Les parents ont également un rôle clé à jouer.
«Les parents doivent s’intéresser à ce que leur jeune consomme et vérifier ce qu’ils font, mais pas dans une intention de moral, de police. Il faut poser des questions, comme : «Mais qu’est-ce que tu aimes là-dedans?» ou «Parle-moi du produit, je fais appel à ton expertise.» Cela fait en sorte que le jour où votre enfant aura besoin de vous, s’il sent qu’il y a une ouverture, il va faire appel à vous», fait valoir Mme Lecours.

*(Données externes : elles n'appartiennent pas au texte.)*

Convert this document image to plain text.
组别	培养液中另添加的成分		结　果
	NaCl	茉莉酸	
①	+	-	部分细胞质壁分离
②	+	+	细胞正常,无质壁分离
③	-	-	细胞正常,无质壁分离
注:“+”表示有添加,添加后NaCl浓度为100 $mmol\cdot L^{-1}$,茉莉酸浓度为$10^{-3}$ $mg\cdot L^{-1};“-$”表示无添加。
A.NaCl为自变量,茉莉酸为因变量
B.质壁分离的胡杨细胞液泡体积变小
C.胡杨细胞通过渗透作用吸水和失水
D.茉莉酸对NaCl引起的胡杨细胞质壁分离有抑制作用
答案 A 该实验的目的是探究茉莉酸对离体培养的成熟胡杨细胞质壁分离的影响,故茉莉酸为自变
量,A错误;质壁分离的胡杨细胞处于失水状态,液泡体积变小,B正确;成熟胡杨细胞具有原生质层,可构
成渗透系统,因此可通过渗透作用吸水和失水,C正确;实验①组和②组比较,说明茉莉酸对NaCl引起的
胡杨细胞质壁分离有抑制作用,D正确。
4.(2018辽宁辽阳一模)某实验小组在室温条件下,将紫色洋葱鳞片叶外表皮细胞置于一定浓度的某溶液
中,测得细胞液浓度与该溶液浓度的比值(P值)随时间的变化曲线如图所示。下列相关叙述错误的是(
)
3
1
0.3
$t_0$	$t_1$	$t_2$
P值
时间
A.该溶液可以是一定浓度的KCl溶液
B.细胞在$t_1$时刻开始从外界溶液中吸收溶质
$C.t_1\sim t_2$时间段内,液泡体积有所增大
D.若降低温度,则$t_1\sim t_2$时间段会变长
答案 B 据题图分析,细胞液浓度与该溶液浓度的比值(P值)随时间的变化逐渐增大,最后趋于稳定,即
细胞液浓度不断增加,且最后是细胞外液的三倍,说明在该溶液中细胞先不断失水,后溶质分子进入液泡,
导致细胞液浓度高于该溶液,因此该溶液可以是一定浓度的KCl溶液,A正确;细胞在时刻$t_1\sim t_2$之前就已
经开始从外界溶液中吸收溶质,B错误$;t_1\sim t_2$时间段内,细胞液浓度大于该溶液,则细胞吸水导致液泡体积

Les parents qui se sentent malhabiles ou mal à l’aise par rapport à ces discussions ont accès à des services gratuits offerts par Action toxicomanie pour les guider.
En conclusion, Audrey-Ann Lecours invite les parents à demeurer vigilants et présents au cours des prochaines semaines alors que les allègements sanitaires seront propices à la consommation de substances avec les occasions festives qui se feront de plus en plus nombreuses.